BCG Vaccine and SARS-CoV-2

Vaccination is the most effective way to avoid illness caused by pathogens such as bacteria or viruses. After the discovery of SARS, several attempts have been made to find an effective vaccine to prevent the occurrence of the disease. Several vaccine ideas have been created, such as inactivated or live-attenuated, DNA-based vaccines, recombinant proteins, virus-like particles, etc. but none has been accepted. Recent research has shown that the SARS-CoV-2 genome is 80 % similar to SARS-CoV-1 and 50 % similar to MERS-CoV, therefore studies on the safety of the SARS-CoV-1 immune response could be helpful in developing the SARS-CoV-2 vaccine[11,19].

The TB vaccine is also one of the vaccines considered to prevent COVID-19 since no approved vaccine has yet been developed. The TB vaccine has been used widely and BCG-vaccinated neonates have been shown to have a threefold lower mortality rate compared to those who did not. Recent studies have shown an inverse association between BCG vaccination and the incidence and mortality rate of COVID-19. BCG has shown to help avoid SARS-CoV-2 via an innate immune response that is beneficial to respiratory viruses similar to SARS-CoV-211,19.
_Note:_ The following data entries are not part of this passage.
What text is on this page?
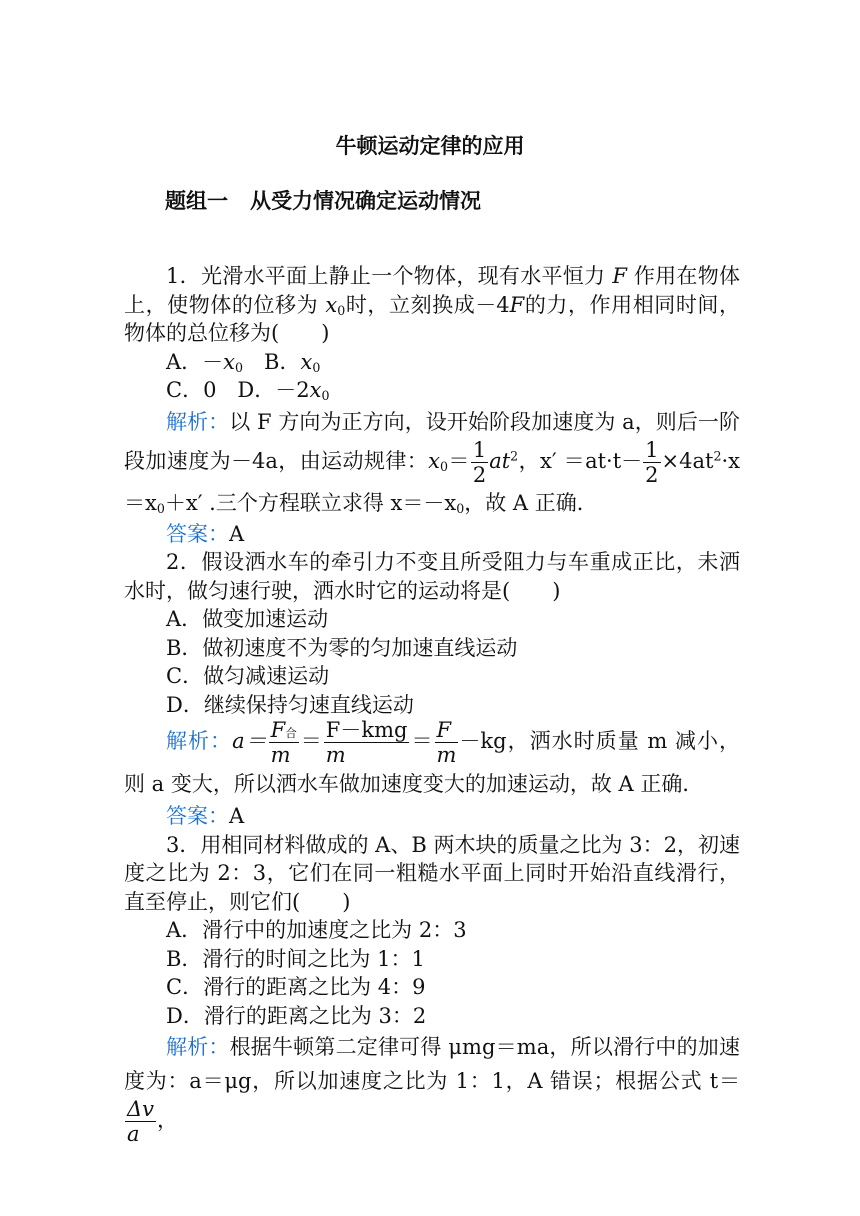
牛顿运动定律的应用
题组一 从受力情况确定运动情况

1．光滑水平面上静止一个物体，现有水平恒力 F 作用在物体上，使物体的位移为 $x_0$时，立刻换成－4F的力，作用相同时间，物体的总位移为(　　)

A．$-x_0$　 B．$x_0$

C．0　D．$-2x_0$

解析：以 F 方向为正方向，设开始阶段加速度为 a，则后一阶段加速度为－4a，由运动规律：$x_0= \frac{1}{2} at^2$，$x' =at\cdot t- \frac{1}{2} \times 4at^2\cdot x=x_0+x'$ .三个方程联立求得 $x=-x_0$，故 A 正确．

答案：A

2．假设洒水车的牵引力不变且所受阻力与车重成正比，未洒水时，做匀速行驶，洒水时它的运动将是(　　)

A．做变加速运动

B．做初速度不为零的匀加速直线运动

C．做匀减速运动

D．继续保持匀速直线运动

解析：$a= \frac{\text{F合}}{m} = \frac{\text{F－kmg}}{m} = \frac{F}{m} -kg$，洒水时质量 m 减小，则 a 变大，所以洒水车做加速度变大的加速运动，故 A 正确．

答案：A

3．用相同材料做成的 A、B 两木块的质量之比为 3：2，初速度之比为 2：3，它们在同一粗糙水平面上同时开始沿直线滑行，直至停止，则它们(　　)

A．滑行中的加速度之比为 2：3

B．滑行的时间之比为 1：1

C．滑行的距离之比为 4：9

D．滑行的距离之比为 3：2

解析：根据牛顿第二定律可得 μmg＝ma，所以滑行中的加速度为：a＝μg，所以加速度之比为 1：1，A 错误；根据公式 t＝
$\frac{\Delta v}{a}$ ，
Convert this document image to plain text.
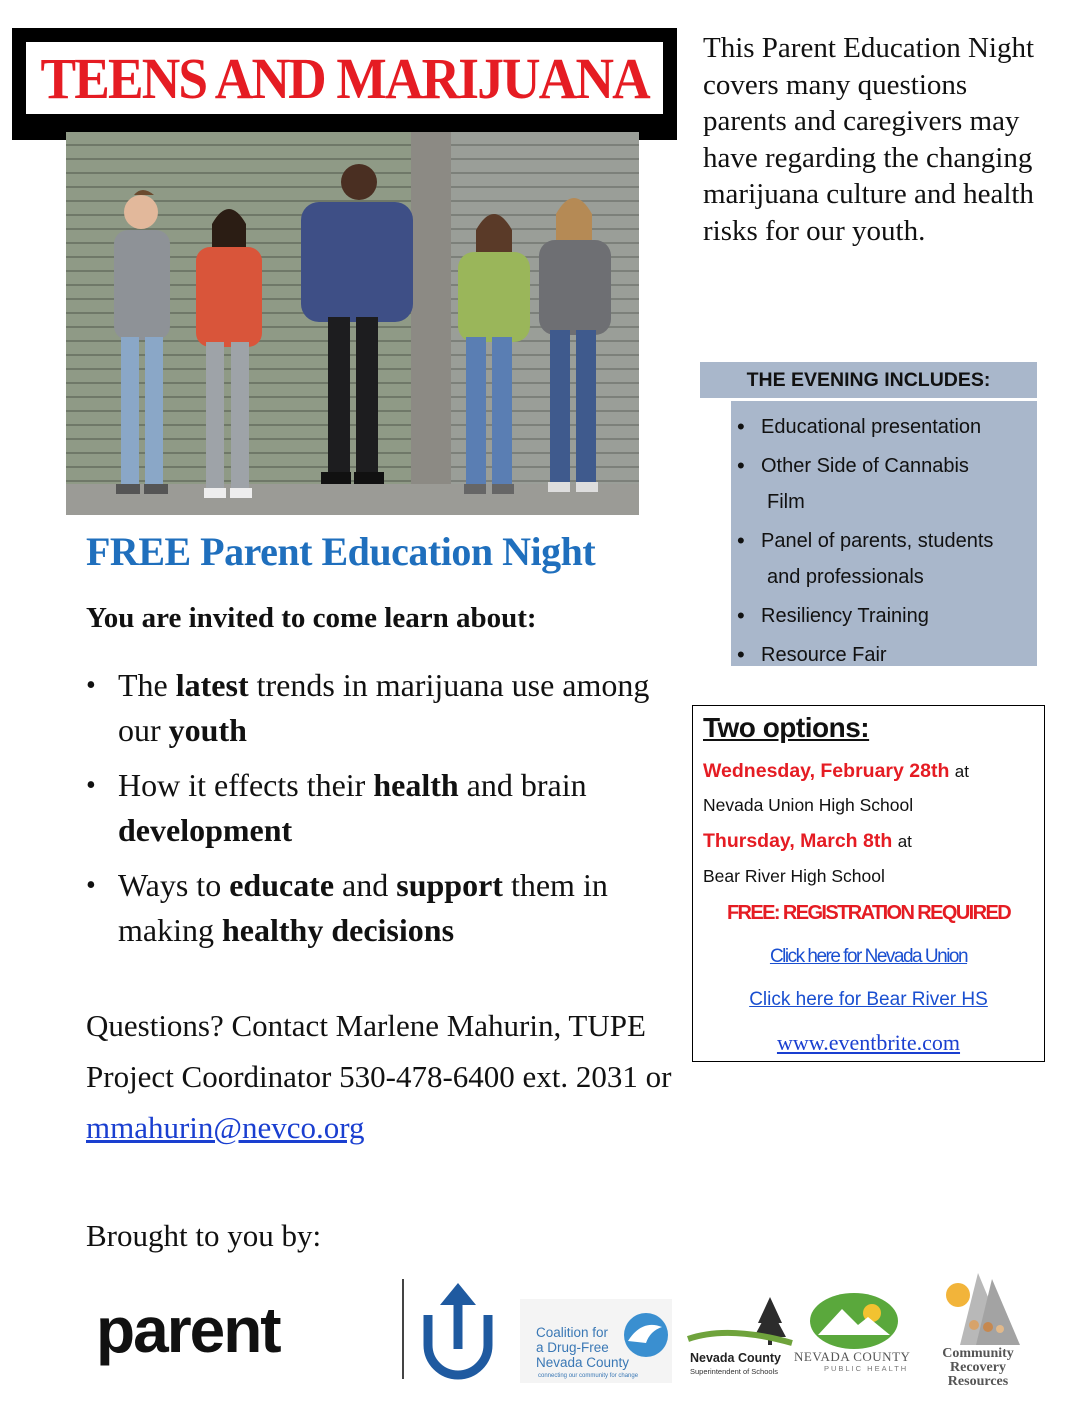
TEENS AND MARIJUANA This Parent Education Night covers many questions parents and caregivers may have regarding the changing marijuana culture and health risks for our youth.
THE EVENING INCLUDES:
• Educational presentation
• Other Side of Cannabis
Film
• Panel of parents, students
and professionals
• Resiliency Training
• Resource Fair
Two options:
Wednesday, February 28th at
Nevada Union High School
Thursday, March 8th at
Bear River High School
FREE: REGISTRATION REQUIRED
Click here for Nevada Union
Click here for Bear River HS
www.eventbrite.com
FREE Parent Education Night
You are invited to come learn about:
• The latest trends in marijuana use among our youth
• How it effects their health and brain development
• Ways to educate and support them in making healthy decisions
Questions? Contact Marlene Mahurin, TUPE Project Coordinator 530-478-6400 ext. 2031 or mmahurin@nevco.org
Brought to you by:
parent	Coalition for
a Drug-Free
Nevada County
connecting our community for change
Nevada County
Superintendent of Schools
NEVADA COUNTY
PUBLIC HEALTH
Community
Recovery
Resources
Our analysis has a range of limitations. First, several areas such as Africa and Australia, have not entered our quest area. It may be because published literature from these regions is not included in the five search engines that we used. Potential studies should provide a source of literature for local areas. Second, we have not been just looking for TB, we have also used BCG, trying to scan as much literature as possible, but related literature is still sparse, and the findings are only a few. Third, the recovered papers have a small number of samples, making it difficult to make generalizations.

This analysis also has a range of strengths. In the first instance, this research has been performed in both developing and developed countries. Second, it relates to the broad characteristics of the clinical aspects of TB and COVID-19 patients.

Conclusion

While the data are sparse, TB could be one of the risk factors for a rise in the mortality rate of COVID-19. In one study, TB is shown to be more severe than other comorbid medications such as hypertension, coronary artery disease, and COPD. TB can be a common risk factor for infection with SARS-CoV-2. Further research on the inter-relation between TB and SARS-CoV-2 infection with a more diverse demographics is required to boost global coverage to draw a solid conclusion on this phenomenon.